By comparison, you can have this starter guitar made by “Fender” in a factory in Guangzhou, China for $119. Your average guitar factory worker in China makes roughly $1,000 per year (yup, per YEAR) and works on a production floor that makes hundreds of guitars per shift. If you’re as much of a guitar freak as me, you’ll find these two articles on the global starter guitar market of interest:
Guitar making in China, Indonesia, Korea and Japan by George Gruhn
Are guitars made in China of comparable quality?
From my 3 decades of ministry experience, guild ministry versus commercial ministry is just about as stark a comparison. Mega-churches can be a matter of 3,000 to 10,000 or more people in a single ministry environment per week. The guild… could be a tiny church of barely 100 participants or a parachurch group working with 3,000 people spread out over three states at 75 different locations. Numbers, budgets, and goals are important to smaller churches and parachurch organizations to be sure. But the guild will just never be economically driven the way the mega church typically is. Great people with mad skills lead commercial churches. Great people with mad skills also lead guild ministries.

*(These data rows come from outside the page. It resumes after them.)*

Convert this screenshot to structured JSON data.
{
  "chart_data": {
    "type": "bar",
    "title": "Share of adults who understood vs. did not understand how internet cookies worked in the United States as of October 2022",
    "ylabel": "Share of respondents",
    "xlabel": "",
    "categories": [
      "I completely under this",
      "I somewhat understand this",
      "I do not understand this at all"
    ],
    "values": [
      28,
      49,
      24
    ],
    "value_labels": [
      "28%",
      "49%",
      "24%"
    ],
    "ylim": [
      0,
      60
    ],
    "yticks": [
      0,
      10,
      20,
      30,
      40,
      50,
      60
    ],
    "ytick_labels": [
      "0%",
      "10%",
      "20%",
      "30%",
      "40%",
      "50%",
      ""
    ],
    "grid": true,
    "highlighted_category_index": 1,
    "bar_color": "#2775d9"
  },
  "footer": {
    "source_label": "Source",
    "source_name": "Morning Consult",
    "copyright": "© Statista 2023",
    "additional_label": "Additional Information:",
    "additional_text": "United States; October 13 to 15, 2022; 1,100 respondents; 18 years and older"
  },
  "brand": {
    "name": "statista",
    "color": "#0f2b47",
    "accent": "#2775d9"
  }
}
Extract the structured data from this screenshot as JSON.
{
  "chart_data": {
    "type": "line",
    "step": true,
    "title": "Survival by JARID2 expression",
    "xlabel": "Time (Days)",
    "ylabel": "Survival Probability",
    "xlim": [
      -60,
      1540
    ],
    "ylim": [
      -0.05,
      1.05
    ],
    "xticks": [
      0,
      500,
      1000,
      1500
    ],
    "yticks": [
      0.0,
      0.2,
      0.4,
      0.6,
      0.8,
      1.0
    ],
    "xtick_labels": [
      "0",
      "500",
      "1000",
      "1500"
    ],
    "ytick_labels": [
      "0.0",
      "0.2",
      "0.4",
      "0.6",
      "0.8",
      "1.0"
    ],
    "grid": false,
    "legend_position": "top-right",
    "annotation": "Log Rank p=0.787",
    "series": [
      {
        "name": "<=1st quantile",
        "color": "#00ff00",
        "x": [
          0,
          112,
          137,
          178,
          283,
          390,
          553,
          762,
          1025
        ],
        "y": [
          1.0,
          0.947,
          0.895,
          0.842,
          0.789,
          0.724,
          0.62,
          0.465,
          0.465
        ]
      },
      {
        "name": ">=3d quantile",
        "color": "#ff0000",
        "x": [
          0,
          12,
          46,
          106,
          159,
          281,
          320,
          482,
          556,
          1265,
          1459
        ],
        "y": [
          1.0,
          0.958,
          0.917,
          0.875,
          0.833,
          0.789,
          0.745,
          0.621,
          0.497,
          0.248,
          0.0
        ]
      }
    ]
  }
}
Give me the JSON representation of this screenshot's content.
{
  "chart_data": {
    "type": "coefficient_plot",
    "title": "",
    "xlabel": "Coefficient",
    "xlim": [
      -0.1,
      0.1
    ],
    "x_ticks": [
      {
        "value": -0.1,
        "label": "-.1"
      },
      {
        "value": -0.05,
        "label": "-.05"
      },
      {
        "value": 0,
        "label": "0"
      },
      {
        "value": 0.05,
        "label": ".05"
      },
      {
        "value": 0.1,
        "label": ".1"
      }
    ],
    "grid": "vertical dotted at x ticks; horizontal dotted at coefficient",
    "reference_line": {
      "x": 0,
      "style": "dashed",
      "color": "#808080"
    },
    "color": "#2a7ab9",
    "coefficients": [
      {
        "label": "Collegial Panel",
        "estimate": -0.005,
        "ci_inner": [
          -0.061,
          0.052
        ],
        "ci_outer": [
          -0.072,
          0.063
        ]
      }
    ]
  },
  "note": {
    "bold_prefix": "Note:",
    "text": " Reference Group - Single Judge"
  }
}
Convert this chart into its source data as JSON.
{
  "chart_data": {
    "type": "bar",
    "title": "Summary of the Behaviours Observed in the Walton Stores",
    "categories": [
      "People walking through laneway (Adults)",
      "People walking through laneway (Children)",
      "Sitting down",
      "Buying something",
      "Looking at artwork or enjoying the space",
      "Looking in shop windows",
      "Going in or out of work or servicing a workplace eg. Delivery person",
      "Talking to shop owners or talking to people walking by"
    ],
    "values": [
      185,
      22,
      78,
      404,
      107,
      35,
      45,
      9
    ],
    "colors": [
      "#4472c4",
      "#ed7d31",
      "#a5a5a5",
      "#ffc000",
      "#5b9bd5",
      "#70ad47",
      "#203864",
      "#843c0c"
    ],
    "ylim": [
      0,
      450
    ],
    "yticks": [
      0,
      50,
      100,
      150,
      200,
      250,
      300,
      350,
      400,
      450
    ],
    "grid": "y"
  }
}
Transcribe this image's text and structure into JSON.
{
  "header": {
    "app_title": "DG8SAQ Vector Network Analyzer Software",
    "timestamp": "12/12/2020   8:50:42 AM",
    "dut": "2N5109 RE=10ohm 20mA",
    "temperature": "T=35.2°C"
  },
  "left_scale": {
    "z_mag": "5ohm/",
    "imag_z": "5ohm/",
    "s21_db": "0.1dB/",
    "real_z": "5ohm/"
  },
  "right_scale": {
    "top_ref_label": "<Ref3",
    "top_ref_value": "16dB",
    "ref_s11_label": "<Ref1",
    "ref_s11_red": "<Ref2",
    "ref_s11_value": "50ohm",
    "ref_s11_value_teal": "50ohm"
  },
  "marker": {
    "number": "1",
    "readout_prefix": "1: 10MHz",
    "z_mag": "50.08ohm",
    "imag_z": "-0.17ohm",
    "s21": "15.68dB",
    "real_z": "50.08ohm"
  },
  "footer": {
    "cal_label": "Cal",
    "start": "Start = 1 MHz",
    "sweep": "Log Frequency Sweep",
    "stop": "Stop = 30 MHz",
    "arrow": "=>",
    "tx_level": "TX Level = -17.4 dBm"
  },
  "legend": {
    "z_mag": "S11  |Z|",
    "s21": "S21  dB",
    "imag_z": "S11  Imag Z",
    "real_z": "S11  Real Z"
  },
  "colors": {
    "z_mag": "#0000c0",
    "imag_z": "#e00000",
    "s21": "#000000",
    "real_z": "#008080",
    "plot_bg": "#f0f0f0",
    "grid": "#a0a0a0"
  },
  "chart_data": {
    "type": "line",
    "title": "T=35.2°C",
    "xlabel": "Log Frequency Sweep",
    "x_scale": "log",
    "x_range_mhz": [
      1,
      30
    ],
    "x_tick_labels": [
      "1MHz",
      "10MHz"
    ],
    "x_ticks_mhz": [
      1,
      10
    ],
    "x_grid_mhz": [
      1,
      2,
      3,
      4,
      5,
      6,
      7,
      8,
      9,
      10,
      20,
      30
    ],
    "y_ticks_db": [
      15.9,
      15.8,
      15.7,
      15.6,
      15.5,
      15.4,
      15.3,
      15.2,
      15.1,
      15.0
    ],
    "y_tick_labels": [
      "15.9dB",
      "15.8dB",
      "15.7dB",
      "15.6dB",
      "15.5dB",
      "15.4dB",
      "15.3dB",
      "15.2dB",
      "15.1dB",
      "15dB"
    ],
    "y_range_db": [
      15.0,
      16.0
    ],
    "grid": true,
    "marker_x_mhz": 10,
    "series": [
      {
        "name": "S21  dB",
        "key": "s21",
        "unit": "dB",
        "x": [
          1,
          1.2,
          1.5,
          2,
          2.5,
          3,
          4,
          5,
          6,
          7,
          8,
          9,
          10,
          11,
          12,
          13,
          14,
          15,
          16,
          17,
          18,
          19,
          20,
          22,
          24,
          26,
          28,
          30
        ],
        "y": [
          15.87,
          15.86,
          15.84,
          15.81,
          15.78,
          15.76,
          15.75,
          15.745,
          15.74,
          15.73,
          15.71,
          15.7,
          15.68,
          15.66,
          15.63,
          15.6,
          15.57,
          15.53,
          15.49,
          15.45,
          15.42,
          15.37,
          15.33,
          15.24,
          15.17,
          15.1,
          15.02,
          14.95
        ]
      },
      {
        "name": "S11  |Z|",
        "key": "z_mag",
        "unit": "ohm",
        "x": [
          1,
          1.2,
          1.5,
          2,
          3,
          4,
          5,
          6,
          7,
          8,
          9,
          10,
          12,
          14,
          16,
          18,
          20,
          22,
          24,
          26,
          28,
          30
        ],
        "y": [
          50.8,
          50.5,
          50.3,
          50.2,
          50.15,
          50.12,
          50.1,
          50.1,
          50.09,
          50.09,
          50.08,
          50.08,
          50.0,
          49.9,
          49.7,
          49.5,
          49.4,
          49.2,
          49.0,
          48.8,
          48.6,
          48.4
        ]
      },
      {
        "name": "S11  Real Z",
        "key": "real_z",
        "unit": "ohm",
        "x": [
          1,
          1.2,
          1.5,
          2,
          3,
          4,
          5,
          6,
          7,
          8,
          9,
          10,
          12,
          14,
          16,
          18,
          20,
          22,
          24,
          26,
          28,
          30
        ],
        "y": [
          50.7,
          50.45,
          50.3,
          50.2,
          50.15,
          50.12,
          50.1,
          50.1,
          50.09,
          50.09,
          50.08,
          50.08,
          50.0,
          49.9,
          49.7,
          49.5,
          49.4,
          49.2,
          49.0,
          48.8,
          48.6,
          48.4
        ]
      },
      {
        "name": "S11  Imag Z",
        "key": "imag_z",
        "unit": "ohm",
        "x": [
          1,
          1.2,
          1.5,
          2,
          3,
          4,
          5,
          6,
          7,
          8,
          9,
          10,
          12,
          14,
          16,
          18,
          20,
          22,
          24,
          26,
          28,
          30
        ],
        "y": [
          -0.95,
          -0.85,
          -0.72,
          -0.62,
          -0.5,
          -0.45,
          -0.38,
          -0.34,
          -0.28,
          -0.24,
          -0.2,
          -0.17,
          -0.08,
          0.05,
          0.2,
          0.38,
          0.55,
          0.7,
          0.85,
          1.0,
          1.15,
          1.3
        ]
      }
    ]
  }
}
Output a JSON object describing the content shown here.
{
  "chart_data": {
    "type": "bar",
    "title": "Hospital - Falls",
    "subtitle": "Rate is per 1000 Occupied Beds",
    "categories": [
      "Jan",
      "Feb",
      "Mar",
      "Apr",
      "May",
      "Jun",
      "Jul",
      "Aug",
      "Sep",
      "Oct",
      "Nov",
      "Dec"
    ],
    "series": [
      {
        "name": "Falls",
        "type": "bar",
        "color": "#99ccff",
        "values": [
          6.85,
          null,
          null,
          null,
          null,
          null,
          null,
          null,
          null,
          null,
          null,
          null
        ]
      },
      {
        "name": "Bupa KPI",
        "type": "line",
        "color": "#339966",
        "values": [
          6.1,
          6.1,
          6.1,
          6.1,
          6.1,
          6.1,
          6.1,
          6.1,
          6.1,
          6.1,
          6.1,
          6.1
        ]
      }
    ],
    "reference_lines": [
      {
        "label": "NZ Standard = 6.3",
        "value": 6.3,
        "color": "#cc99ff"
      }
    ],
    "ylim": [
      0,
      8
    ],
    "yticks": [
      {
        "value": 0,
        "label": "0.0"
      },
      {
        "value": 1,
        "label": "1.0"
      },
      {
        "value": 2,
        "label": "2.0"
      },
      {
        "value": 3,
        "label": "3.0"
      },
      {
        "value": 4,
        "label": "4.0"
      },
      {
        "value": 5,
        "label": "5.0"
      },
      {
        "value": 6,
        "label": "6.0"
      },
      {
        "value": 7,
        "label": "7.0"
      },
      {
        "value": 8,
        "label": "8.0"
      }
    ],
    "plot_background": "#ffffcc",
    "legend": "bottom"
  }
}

Commercial churches do “make a good product” if you want to put it in those terms – the volume of good quality is undeniable. I wouldn’t say that if it weren’t my own experience from the past 10+ years. Yet, the mega-church alone isn’t enough. The mission of Jesus will move ahead best with church and parachurch working well together. As I return to the environment of the ministry guild, I’m eager to regain a sense of artisan camaraderie in my work. We’ll see how this chapter plays out. Time to dig out all those sharp knives and clamps I used to be so familiar with.